2) Organic Spring Salad Mix
When in doubt, get a salad out. ;-) Ideally, I'd be pulling salad greens from my own raised veggie bed, but realistically we always need more salad greens than we're ready to harvest at first. So until my own are coming in, I’ve learned to keep a large container of store-bought organic greens in my fridge. Typically a 16-oz container will last us about a week and supply several meals.
- Salads can serve as an easy base for a variety of meals. Fill a bowl with salad greens, then top with your preferred protein: a few that are often in my rotation are fajita chicken, egg salad, tuna salad and taco beef.
- If needed, depending on your protein, drizzle a little olive oil and Balsamic vinegar on top, or a quick homemade dressing such as one of these.

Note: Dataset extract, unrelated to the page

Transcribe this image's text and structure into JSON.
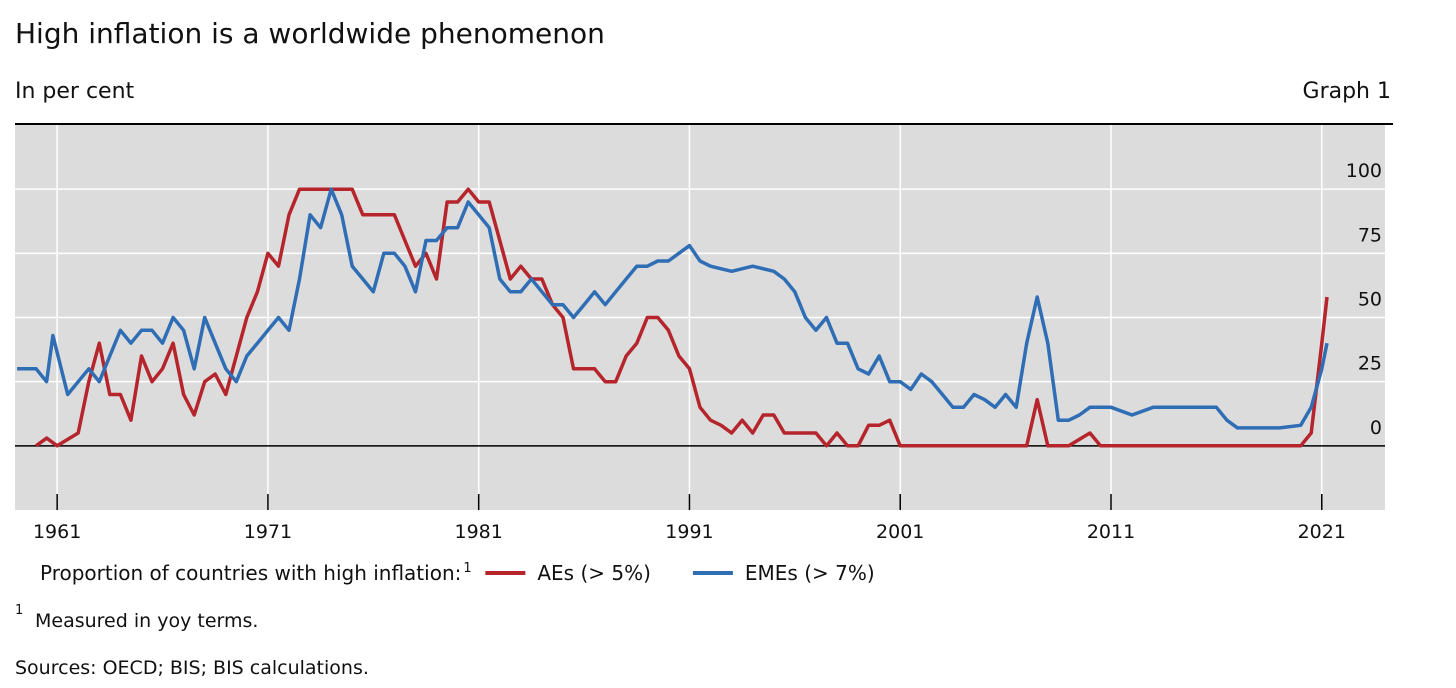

- If you’re feeling fancy, add chopped avocado, a sprinkle of nutritional yeast, chia seeds, sliced strawberries, diced pear or apple, etc. Just remember—it doesn’t have to be complicated to be nutritious and delicious!
3) Raw Carrots and Celery
Maybe this is obvious but it’s worth mentioning…I always keep them raw carrots and celery on hand because they're so easy to cut up and dish up on a moment’s notice! Ideas to boost their curb appeal:
- Serve with hummus or a homemade veggie dip.
- Arrange them in a colorful display on a cutting board. I've found the more colorful the variety on the board the more likely my crew is to eat it, especially if there’s a dip involved. ;-).
- In the warmer months, we do a charcuterie-style dinner about once a week, with cold cuts like ham, turkey, and salami surrounded on all sides with carrots, celery, and/or other seasonal veggies. It’s amazing how many more raw veggies my kids will eat when they’re laid out in plain sight for the taking!